I feel the same as you, but decided to vote “I don’t give, and neither should you”. But I don’t really feel that strongly about whether you give or not.

And when I lived in Manhattan, my rule of thumb was that if I happened to be carrying food I didn’t need (leftovers, whatever) and a panhandler said he was hungry, I gave him my food. It was an interesting social experiment. About half got upset with me for messing up their story in front of the other marks. The other half were happy to take my food, often extremely happy, as I often handed out a full serving of leftover Chinese, or a box of strawberries I’d bought on a whim, or a warm bagel, or some other relatively desirably food item.

Oh, and there was a guy who begged for food outside my local convenience store towards the end of the month. He would hit you up as you went in, asking you to pick up something for his kids. (often milk and cereal.) I often did buy food for him. I was tempted to buy condoms, too, but never did. (He often hing out with a woman who was perpetually pregnant.)

I am a sucker for a woman holding a baby.

And I always give if music is provided.

I lived/attended law school in that neighborhood about 20 years ago. There were a few outside the Dubliner/Irish Times that were especially annoying.

I second all of this, except for the Atlanta part. :slight_smile:

Being hit-up for money while I’m eating is one of my two beggar pet-peeves. (The other is running up as someone’s exiting a taxi. :mad:) Almost every time I eat in the food court at Ogilvie station (Chicago commuter rail terminal) I get hit-up more than once.

As to gender, in Chicago I’ve seen women holding signs asking for money but I’ve only seen men actively hitting people up.

I don’t give money to panhandlers, but in my experience it’s rare to even encounter a female panhandler.
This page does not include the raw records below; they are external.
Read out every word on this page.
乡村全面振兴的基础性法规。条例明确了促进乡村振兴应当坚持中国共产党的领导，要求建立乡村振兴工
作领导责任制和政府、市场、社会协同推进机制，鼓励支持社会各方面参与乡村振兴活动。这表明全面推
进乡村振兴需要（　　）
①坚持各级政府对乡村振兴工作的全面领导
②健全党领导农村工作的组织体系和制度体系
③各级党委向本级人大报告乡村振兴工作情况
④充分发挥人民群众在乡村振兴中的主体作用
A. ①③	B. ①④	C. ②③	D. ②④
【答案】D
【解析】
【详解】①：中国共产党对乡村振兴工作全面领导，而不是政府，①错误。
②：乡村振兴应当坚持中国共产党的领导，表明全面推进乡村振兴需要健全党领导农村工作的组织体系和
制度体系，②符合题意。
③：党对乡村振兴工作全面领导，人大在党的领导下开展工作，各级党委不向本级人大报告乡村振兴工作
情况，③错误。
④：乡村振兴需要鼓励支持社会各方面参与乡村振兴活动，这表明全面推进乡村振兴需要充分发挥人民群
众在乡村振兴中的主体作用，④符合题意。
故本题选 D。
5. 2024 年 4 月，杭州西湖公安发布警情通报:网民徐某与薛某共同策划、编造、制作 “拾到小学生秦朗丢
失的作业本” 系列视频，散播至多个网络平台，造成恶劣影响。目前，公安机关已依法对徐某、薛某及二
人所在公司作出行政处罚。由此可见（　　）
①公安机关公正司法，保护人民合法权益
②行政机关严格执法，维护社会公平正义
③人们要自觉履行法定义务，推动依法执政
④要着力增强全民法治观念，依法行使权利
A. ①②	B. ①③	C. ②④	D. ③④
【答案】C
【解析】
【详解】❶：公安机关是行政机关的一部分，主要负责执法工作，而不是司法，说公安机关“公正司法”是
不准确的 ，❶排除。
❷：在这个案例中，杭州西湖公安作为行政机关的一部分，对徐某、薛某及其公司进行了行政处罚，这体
The ones I’ve seen are nearly always men. The few panhandling women I’ve seen did seem crazier/more desperate than the average male panhandler I’ve seen, though.

I wanted to add to my response above. I noticed that a few of you have written that you rarely see female panhandlers. I would say that here in Eugene the ratio is: 30% women, 50% men and 20% couples. Many have one or more dogs with them. Working in a public library downtown, and being someone who remembers faces, I not only see them on the streets, I see them at work. There used to be a son and father team who made their living panhandling here for years. They had the - “feel sorry for us we are just down on our luck face” - down to an art. They were both caught in one of our men’s restrooms buying and shooting up heroine. They are restricted from the library permanently.

I don’t know what my criteria for giving to panhandlers is, I do it occasionally as the mood strikes me, certainly not based on gender.

One day a month I give $20 to the first panhandler I meet, regardless of sign, gender, age or whatever. And that’s it until next month. I make no claims that this is useful or fair or anything other than “but for the grace of the God I don’t believe in…”

The last time I saw a female panhandler she was wearing what looked like a very detailed outfit from an Oliver Twist movie right down to the smudges on her face. It was in the Chicago blues district.